Navy training proposal

Update June 21, 2022: “There will be no appeal of Judge Dixon’s decision. The commission’s months-long effort to accommodate the Navy’s request to continue Navy SEAL training at state parks has come to an end. It’s time for us to focus on getting ready for what we anticipate will be a record number of visitors in our parks this year. We are confident that the Navy will find alternative training sites, and we wish them the best of luck.“ - Mark O. Brown, Commission Chair

Update Jan. 29, 2021: The Washington State Parks and Recreation Commission voted 4-3 to approve the Navy proposal at its regular meeting on Jan. 28.  During the meeting, staff introduced an amendment to their recommendations that added more stringent criteria for consideration, and the commission added their own as well. The new parameters will likely rule out many of the parks during the permit application process. State Parks does NOT have a list of which state parks will be permitted.

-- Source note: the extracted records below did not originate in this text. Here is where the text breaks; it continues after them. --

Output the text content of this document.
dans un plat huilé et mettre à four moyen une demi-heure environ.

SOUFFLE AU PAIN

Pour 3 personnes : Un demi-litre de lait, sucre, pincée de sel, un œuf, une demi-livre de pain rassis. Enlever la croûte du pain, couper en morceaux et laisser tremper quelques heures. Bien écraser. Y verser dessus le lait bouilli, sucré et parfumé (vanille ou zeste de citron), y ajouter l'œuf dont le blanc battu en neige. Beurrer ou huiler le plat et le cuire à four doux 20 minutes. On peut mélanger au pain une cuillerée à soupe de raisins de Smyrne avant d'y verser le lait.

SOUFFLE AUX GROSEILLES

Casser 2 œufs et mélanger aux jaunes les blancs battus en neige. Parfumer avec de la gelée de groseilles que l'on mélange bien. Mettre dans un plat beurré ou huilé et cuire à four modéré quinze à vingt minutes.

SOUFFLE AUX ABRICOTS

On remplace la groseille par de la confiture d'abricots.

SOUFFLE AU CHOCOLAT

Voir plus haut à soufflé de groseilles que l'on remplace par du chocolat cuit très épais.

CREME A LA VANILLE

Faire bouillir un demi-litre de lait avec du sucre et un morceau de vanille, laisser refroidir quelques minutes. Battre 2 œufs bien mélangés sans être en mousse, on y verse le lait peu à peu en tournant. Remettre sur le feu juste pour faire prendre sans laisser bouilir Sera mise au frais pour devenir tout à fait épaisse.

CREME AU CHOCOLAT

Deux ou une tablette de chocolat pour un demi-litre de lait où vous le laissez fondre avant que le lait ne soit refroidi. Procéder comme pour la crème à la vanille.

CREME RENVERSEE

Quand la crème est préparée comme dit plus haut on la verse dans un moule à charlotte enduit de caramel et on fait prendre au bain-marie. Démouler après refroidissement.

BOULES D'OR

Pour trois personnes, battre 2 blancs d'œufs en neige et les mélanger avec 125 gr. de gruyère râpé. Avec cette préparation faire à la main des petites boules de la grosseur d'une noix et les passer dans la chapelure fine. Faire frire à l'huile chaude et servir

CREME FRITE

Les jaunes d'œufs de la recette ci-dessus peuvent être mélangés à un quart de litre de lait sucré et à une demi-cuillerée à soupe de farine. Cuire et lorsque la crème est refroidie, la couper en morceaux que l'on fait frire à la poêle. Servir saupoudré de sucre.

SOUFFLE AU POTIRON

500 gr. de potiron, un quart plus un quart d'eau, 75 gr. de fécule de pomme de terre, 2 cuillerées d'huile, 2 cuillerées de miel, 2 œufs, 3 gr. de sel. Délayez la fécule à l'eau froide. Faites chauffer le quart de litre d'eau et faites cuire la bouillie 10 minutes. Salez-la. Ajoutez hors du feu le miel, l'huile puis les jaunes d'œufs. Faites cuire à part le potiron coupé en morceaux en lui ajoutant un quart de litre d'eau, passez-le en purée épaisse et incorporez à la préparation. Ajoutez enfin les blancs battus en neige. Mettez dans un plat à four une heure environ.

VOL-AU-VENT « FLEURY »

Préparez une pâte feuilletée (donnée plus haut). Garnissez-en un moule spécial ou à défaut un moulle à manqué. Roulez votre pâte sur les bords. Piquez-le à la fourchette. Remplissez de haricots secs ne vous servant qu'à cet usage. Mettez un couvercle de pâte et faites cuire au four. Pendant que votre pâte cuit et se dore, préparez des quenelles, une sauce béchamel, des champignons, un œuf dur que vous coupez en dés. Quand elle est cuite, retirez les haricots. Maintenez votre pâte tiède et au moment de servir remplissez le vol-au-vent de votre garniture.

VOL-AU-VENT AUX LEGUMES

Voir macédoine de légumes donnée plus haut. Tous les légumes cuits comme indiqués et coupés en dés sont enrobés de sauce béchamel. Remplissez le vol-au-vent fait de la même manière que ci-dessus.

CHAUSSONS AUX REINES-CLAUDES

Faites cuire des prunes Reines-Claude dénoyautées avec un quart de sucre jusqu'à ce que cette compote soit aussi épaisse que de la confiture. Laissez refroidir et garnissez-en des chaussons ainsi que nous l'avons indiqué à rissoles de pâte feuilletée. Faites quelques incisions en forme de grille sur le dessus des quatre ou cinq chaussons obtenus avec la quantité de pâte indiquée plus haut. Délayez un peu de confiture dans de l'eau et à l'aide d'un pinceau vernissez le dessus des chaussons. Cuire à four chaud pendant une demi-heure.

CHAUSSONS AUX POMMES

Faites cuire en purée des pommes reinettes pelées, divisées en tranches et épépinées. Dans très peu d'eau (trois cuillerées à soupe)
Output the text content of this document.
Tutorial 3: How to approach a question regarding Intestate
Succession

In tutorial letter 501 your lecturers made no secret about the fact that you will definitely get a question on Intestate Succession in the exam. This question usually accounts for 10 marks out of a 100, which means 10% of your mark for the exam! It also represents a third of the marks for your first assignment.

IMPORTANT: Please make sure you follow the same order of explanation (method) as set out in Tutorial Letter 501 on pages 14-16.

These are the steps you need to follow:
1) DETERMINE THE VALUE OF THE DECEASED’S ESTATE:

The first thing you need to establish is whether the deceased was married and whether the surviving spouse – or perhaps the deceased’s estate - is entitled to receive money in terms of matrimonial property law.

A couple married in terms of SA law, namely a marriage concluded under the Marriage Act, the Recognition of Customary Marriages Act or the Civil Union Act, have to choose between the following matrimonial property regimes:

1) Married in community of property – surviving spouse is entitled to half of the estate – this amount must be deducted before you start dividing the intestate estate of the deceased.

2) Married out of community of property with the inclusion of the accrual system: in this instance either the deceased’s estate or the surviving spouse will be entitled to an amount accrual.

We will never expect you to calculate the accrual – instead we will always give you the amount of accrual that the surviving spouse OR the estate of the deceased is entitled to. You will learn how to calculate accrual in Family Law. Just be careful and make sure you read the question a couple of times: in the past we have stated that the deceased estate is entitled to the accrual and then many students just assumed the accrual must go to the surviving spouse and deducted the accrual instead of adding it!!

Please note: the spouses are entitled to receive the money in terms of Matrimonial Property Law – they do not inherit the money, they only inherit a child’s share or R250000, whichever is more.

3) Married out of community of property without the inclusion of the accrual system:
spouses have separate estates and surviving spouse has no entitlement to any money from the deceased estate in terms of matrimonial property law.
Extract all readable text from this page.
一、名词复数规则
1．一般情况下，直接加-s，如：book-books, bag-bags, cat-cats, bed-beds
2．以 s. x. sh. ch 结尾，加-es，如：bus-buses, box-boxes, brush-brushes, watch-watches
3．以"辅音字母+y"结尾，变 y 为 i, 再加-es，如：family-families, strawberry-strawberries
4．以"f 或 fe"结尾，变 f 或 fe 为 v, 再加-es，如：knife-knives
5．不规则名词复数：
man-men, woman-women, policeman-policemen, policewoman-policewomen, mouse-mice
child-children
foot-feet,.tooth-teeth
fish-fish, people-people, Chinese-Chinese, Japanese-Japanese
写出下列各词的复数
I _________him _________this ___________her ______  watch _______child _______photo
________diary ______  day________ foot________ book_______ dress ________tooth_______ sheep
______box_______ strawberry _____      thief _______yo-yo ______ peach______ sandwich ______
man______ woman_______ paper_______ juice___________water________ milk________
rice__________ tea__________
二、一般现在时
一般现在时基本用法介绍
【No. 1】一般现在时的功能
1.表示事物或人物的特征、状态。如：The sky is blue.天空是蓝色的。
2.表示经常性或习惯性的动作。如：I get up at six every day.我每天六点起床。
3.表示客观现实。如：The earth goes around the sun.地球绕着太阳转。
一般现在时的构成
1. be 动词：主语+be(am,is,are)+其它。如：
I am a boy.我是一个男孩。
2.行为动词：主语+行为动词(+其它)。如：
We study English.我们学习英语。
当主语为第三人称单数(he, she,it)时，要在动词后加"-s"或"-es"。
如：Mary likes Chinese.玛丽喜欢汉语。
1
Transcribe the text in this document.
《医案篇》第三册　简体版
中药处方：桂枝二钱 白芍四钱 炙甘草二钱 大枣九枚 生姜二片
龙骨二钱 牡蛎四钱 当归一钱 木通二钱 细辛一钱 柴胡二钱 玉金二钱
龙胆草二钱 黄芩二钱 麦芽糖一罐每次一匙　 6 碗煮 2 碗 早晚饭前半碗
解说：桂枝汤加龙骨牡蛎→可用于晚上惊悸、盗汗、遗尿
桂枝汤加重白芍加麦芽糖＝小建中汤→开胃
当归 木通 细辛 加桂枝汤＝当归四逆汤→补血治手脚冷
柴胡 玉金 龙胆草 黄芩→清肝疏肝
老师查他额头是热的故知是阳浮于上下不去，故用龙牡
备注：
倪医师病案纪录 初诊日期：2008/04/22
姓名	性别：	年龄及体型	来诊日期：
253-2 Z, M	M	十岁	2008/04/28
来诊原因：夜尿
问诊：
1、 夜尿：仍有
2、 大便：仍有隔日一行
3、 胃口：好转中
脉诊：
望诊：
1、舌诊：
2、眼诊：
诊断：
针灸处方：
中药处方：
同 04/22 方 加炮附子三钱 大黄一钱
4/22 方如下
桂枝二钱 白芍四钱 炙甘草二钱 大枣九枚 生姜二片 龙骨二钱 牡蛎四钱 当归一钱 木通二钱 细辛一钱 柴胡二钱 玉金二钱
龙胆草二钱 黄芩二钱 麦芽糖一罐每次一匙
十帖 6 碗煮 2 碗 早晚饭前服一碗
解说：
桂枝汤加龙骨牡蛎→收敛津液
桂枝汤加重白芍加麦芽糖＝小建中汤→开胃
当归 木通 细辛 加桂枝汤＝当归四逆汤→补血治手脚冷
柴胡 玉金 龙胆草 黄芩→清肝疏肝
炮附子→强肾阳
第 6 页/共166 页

Staff will begin the permitting process soon, and the process will be done incrementally on a park-by-park basis.  

 For more information, please view the news release.

SEPA review

Staff of the Washington State Parks and Recreation Commission has issued a SEPA threshold determination for The United States (U.S.) Naval Special Warfare Command (NSWC) request to conduct special operations training at 28 state parks and found the proposal does not have a probable significant adverse impact on the environment. Pursuant to WAC 197-11-350(3), the Navy’s proposal has been clarified, changed, and conditioned to include necessary mitigation measures.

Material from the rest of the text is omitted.